The payment provider - Check your card will be widely accepted around the world, as a rule MasterCard and Visa are the most widely accepted.
Exchange rates available- Exchange rates change by the second, but they also vary between currency providers, so make sure to check your card exchanges at competitive rates.
Fees and charges - make sure to read all the small print to check for loading fees, withdrawal fees, exchange fees, monthly or annual fees and non-usage fees.
Cash limits - You are likely to need to pass security checks if you wish to upload and exchange many thousands of pounds, this is for anti-money laundering and tax purposes (you cannot take more than the equivalent of €10,000 overseas undeclared).
It is possible to get near the interbank (or 'perfect') exchange rate that you see in the news and on currency tickers with some prepaid travel cards, but this will vary between card providers.
It can be difficult to find out the exchange rates that a prepaid travel card provider will offer, some will charge a commission on the rate others will give you the interbank rate but charge you other fees.
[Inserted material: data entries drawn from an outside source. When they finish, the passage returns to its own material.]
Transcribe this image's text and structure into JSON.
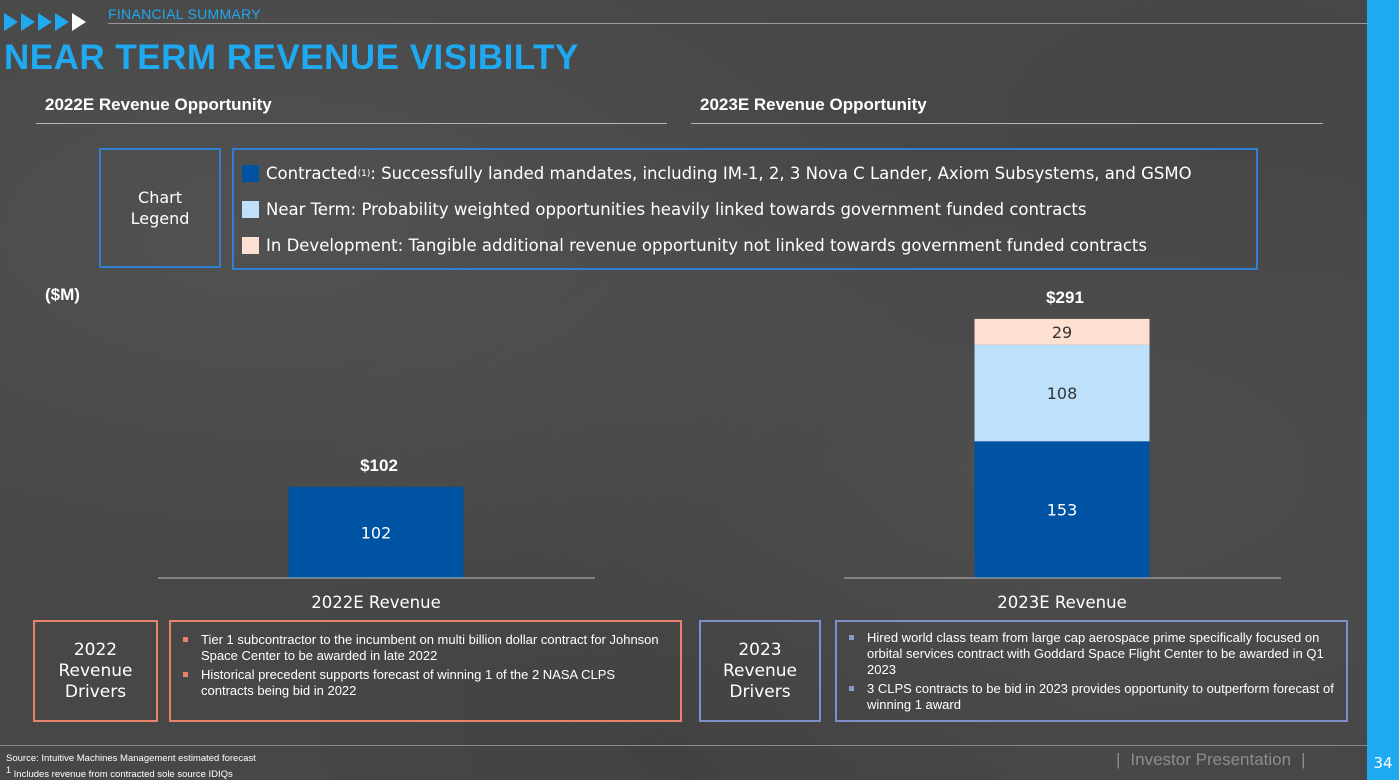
{
  "header": {
    "section": "FINANCIAL SUMMARY",
    "title": "NEAR TERM REVENUE VISIBILTY"
  },
  "subtitles": {
    "left": "2022E Revenue Opportunity",
    "right": "2023E Revenue Opportunity"
  },
  "legend": {
    "label_line1": "Chart",
    "label_line2": "Legend",
    "items": [
      {
        "name": "Contracted",
        "sup": "(1)",
        "text": ": Successfully landed mandates, including IM-1, 2, 3 Nova C Lander, Axiom Subsystems, and GSMO",
        "color": "#0052a3"
      },
      {
        "name": "Near Term",
        "sup": "",
        "text": ": Probability weighted opportunities heavily linked towards government funded contracts",
        "color": "#bde0fb"
      },
      {
        "name": "In Development",
        "sup": "",
        "text": ": Tangible additional revenue opportunity not linked towards government funded contracts",
        "color": "#fde0d2"
      }
    ]
  },
  "chart_data": {
    "type": "bar",
    "stacked": true,
    "units_label": "($M)",
    "categories": [
      "2022E Revenue",
      "2023E Revenue"
    ],
    "totals": [
      "$102",
      "$291"
    ],
    "series": [
      {
        "name": "Contracted",
        "values": [
          102,
          153
        ],
        "color": "#0052a3",
        "label_color": "#ffffff"
      },
      {
        "name": "Near Term",
        "values": [
          0,
          108
        ],
        "color": "#bde0fb",
        "label_color": "#333333"
      },
      {
        "name": "In Development",
        "values": [
          0,
          29
        ],
        "color": "#fde0d2",
        "label_color": "#333333"
      }
    ],
    "ylim": [
      0,
      291
    ],
    "grid": false
  },
  "drivers": {
    "y2022": {
      "title_line1": "2022",
      "title_line2": "Revenue",
      "title_line3": "Drivers",
      "bullets": [
        "Tier 1 subcontractor to the incumbent on multi billion dollar contract for Johnson Space Center to be awarded in late 2022",
        "Historical precedent supports forecast of winning 1 of the 2 NASA CLPS contracts being bid in 2022"
      ],
      "color": "#e8836b"
    },
    "y2023": {
      "title_line1": "2023",
      "title_line2": "Revenue",
      "title_line3": "Drivers",
      "bullets": [
        "Hired world class team from large cap aerospace prime specifically focused on orbital services contract with Goddard Space Flight Center to be awarded in Q1 2023",
        "3 CLPS contracts to be bid in 2023 provides opportunity to outperform forecast of winning 1 award"
      ],
      "color": "#7f8fcc"
    }
  },
  "footer": {
    "source": "Source: Intuitive Machines Management estimated forecast",
    "note_sup": "1",
    "note": "Includes revenue from contracted sole source IDIQs",
    "presentation": "Investor Presentation",
    "page": "34"
  }
}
As a rule if prepaid card offers the MasterCard or Visa exchange rate you'll be getting one of the most competitive exchange rates available. You can read more in our guide on how to get the best exchange rates.
Where you use your debit card to withdraw cash overseas you will typically be charged a fee of 2-3%.
Most prepaid cards will not charge you a fee to withdraw cash overseas, so the only fee you are likely to face is a fee that the ATM may charge.